Home inSight Trump’s Vision, and Gaza 2.0

Trump’s Vision, and Gaza 2.0

Shoshana Bryen
SOURCEThe Algemeiner
Prime Minister Benjamin Netanyahu's Meeting with US President Donald Trump. (Photo: Avi Ohayon / GPO)

Insanity is doing the same thing over and over again while expecting different results. The outrage over President Donald Trump’s announcement on his vision for Gaza misses the repeated failures of the “international community” and the Palestinians themselves over the years:

  • Pushing Israel to withdraw from land in Lebanon, the Judea and Samaria, and Gaza.
  • Watching terrorists build arsenals, attack Israel, and raise generations of people to believe violent death is holy as long as it also kills Jews.
  • Pouring in “aid” and money, which the Palestinian Authority (PA), Hamas, and Hezbollah steal while the agencies feed the people, perverting the idea of productivity, earning power, and self-determination.
  • Watching terrorists fire rockets at Israel and demanding a ceasefire when Israel fires back.
  • Being sympathetic when individual Israelis are killed in terror incidents, but blaming the lack of “progress” on Israel’s unwillingness to concede a Palestinian state.
  • Rinse and repeat.

The response to Trump’s plan also misses the progression in the president’s own pronouncements regarding the future of Gaza. The first came in January 2020 at a meeting in Washington with Prime Minister Benjamin Netanyahu to introduce his “Vision for Peace,” in the presence of three Arab ambassadors. Several months and much negotiation later, the Vision became the Abraham Accords.
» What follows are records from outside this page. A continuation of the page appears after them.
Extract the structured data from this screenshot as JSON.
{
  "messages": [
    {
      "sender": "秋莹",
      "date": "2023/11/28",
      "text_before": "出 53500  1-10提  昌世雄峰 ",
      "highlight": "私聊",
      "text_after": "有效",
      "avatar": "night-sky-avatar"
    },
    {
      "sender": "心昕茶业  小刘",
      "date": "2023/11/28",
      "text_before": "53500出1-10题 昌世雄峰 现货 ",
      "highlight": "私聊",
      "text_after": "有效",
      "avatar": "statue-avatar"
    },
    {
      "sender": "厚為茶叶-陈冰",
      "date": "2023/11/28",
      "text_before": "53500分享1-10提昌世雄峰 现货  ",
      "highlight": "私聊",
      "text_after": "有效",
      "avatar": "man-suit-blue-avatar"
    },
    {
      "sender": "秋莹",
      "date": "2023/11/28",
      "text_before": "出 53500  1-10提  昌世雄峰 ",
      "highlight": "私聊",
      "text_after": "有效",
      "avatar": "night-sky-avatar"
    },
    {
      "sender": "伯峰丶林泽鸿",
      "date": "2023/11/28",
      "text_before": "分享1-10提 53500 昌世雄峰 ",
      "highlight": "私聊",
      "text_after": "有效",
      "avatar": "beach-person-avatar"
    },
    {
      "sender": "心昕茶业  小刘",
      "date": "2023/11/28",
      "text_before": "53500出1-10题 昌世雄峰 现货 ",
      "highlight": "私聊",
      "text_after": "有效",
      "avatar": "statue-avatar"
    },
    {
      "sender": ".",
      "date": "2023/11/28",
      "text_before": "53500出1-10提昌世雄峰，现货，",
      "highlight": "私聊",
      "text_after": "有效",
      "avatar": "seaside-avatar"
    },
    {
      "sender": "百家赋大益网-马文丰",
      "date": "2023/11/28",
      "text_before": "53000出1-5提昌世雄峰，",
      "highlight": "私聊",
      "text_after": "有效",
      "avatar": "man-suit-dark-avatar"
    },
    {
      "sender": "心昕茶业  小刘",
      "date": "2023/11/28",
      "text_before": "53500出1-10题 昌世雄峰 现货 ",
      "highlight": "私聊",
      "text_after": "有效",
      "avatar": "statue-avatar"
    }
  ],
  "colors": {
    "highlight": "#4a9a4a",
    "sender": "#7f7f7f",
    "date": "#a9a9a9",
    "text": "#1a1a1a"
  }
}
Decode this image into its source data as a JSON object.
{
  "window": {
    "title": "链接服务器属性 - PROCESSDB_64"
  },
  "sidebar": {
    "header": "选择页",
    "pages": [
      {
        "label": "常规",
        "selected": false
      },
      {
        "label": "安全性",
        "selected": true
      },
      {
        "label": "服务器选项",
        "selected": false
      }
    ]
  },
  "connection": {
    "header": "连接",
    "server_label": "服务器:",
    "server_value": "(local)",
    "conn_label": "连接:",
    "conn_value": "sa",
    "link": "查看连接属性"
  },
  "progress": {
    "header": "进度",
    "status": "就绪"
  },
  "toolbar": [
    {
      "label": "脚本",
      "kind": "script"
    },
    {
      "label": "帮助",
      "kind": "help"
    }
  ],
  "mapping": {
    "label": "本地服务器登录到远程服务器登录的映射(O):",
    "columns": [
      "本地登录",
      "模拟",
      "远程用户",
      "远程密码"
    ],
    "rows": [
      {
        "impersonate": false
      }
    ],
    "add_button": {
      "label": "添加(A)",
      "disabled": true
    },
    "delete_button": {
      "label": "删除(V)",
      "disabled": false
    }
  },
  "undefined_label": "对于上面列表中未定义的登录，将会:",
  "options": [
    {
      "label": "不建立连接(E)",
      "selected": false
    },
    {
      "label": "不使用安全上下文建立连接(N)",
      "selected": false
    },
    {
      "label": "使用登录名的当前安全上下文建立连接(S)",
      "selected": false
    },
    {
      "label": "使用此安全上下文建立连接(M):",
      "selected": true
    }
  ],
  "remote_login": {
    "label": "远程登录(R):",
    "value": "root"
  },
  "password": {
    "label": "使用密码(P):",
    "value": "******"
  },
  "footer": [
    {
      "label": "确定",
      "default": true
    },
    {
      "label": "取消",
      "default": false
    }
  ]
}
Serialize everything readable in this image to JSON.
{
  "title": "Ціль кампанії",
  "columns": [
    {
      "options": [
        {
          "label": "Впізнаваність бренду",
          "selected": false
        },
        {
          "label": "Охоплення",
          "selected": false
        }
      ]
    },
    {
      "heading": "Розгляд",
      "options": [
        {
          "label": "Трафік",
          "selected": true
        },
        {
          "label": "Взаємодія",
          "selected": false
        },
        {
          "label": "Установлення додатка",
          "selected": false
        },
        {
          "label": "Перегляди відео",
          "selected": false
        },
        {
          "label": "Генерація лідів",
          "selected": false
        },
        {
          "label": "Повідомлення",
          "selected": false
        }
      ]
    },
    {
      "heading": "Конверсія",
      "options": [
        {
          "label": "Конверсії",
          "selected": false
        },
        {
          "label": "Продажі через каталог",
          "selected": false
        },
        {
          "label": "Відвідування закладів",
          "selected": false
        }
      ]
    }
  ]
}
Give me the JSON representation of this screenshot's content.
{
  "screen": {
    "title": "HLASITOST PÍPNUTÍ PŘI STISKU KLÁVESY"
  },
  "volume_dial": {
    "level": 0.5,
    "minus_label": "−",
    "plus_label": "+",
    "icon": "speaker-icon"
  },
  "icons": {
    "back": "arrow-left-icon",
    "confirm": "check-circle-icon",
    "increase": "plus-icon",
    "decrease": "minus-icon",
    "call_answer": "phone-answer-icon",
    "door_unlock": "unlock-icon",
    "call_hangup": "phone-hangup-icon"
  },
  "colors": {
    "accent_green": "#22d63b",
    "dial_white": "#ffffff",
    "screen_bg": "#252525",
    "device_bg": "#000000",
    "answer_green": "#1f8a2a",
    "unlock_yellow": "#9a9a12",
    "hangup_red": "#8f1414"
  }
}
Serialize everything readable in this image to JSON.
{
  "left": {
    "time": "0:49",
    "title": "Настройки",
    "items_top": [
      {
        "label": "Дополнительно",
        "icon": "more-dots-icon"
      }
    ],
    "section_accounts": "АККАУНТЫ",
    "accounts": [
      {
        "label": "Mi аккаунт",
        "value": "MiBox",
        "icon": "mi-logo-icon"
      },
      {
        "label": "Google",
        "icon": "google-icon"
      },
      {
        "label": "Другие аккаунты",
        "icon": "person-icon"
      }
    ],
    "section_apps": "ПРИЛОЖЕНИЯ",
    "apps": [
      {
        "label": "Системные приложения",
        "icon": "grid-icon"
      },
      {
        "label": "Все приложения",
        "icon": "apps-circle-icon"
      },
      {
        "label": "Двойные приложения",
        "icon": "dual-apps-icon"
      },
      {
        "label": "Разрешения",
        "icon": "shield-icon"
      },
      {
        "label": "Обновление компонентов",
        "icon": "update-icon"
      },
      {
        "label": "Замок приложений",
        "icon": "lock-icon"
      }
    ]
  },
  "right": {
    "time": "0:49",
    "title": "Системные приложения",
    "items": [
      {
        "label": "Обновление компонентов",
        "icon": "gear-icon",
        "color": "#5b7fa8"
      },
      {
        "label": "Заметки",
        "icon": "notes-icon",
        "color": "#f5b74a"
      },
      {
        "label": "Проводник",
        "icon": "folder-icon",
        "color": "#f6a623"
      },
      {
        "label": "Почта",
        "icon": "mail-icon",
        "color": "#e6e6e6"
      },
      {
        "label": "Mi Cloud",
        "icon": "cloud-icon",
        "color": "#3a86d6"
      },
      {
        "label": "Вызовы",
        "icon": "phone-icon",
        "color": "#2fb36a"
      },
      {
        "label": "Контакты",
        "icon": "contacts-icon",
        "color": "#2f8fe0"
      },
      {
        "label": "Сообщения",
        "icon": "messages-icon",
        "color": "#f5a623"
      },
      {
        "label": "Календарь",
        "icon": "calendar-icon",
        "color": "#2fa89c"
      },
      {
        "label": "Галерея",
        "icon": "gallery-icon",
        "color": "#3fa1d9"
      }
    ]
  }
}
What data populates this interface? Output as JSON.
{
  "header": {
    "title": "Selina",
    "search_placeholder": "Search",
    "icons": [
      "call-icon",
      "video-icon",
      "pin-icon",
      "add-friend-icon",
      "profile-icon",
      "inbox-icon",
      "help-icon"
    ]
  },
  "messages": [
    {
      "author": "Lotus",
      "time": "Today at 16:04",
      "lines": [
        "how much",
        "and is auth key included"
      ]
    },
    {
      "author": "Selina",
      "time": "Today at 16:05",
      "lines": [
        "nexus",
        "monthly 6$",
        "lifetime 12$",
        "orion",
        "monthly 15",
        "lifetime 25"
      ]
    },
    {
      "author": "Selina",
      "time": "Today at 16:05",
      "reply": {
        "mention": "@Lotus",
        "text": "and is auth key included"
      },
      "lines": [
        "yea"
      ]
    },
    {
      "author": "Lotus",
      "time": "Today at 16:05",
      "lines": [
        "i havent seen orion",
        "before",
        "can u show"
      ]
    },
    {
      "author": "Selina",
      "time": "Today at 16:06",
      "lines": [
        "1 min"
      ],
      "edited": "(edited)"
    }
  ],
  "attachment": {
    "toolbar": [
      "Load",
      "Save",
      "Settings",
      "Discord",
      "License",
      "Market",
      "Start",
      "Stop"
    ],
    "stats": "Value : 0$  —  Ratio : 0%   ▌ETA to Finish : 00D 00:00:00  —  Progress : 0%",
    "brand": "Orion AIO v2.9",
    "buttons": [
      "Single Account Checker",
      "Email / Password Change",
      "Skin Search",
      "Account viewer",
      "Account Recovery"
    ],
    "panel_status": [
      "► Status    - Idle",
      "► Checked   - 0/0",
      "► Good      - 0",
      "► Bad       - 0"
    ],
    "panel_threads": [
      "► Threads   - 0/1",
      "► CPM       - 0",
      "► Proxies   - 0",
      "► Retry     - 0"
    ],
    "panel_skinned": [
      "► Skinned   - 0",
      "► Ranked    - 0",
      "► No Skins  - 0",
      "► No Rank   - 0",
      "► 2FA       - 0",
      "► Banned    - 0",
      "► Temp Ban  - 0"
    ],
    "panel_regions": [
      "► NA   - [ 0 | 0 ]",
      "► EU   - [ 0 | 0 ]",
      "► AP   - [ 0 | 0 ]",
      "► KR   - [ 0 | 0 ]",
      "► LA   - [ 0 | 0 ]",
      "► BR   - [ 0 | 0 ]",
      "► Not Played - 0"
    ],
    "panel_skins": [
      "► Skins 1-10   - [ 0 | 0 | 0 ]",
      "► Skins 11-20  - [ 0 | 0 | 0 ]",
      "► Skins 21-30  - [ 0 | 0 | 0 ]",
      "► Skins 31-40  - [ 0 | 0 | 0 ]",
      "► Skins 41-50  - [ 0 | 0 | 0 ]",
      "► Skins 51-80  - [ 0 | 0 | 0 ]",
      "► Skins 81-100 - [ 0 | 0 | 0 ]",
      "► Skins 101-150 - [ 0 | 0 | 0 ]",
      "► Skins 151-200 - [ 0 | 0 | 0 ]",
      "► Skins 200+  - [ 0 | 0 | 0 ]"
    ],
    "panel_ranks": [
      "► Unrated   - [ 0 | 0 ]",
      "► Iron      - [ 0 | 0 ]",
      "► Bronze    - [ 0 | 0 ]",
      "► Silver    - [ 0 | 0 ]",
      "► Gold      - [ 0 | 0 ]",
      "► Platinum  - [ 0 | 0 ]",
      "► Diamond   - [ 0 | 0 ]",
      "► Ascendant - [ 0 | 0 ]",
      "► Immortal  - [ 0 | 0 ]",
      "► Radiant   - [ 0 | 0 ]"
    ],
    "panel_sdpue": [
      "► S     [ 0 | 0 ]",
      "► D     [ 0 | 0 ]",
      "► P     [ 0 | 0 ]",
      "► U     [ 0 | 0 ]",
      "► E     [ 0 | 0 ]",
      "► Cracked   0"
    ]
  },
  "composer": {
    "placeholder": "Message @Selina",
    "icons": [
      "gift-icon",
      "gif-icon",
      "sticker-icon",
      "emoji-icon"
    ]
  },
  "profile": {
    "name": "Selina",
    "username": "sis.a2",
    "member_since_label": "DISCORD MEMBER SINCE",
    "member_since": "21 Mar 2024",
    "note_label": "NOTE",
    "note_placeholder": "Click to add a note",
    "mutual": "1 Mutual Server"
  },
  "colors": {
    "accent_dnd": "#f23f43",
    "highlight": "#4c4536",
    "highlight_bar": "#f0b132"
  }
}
The Vision was 180 pages long and meticulously detailed. The high points are these:

First, the complicity of Arab countries in the miserable situation of Palestinians. “It is time,” the President said, “for the Muslim world to fix the mistake it made in 1948, when it chose to attack instead of to recognize the new state of Israel. The Palestinians are the primary pawn in this adventurism, and it is time for this sad chapter in history to end.”

By recognizing that the Palestinians were left hanging by their Arab brothers between 1948 and 1967, he made the solution to the Palestinian plight the Arab states’ responsibility, as well.

That showed up again this week.

Second, while he was extraordinarily sympathetic to the Palestinian people — particularly young people whom he lamented are “growing up with no hope” — he said that there were things the PA did that are unacceptable to both Israel and the United States. He did not mention Hamas at the time, but the point holds.

Those claiming the President is advocating “ethnic cleansing” now, or something worse, aren’t paying attention — and don’t want to.

Third, he offered recognition of “Palestine as the nation-state of the Palestinian people” with a capital in Jerusalem (which would remain undivided and under Israeli sovereignty), “where the US will proudly open an embassy,” plus massive international investment. In exchange, the President told them to “meet the challenges of peaceful coexistence.”

  • Adopt laws ensuring basic human rights and protecting against financial and political corruption.
  • Stop malignant activities of Hamas and Palestinian Islamic Jihad.
  • End incitement against Israel; and
  • Permanently halt financial compensation to terrorists.

Let’s face it, these constitute a very low bar for any decent and humane society.

Giving up those unacceptable things before the US would support the Palestinians’ desire for an independent state is what some people call “preconditions.” Yes — that’s precisely what they are. Said the president, “It is never too late. It is time to rise up and meet the challenges of the future. If they do it, it will work.”

Except they didn’t.

The PA is an active sponsor of terrorism. It also steals from its own people and represses them politically and — for Christian Arabs, religiously. In Gaza, Hamas did that and more.

Rather than suggesting yet another ceasefire and hoping to work that into a “two-state solution,” or giving the PA control in Gaza, or giving terror-sponsor Qatar the right to redevelop the devastated places by hiring its Hamas buddies to do the work and steal the money, Trump looked at it another way.

The US will do it. There are details to be parsed here — and they will be — but the most important point is, actually, the one Palestinians and their international enablers have been making through their tears — that Gaza is their home; they are Gazans. A Gaza journalist, Tariq Dahlan, apparently told BBC reporter Alice Cuddy, “People in Gaza, like all in the world, are deeply connected to the place where they were born, raised, and have been living all their lives … Every one of us is deeply connected to our homes and we would reject any eviction. We will stay put on this land even though there is death and destruction.”

But if it’s their land and their government — and they are currently situated there — how can they continue to be refugees? The answer is that they are not “refugees.” (Goodbye UNRWA.)

Now, there is a conversation no one wants to have. Except, perhaps, President Trump.

In 2020, Palestinians chose not to participate in The Vision, which became the Abraham Accords by the end of that year. In 2025, the deal is different. Less favorable to the Palestinians in the short term, perhaps, but that’s the price of losing the war they started.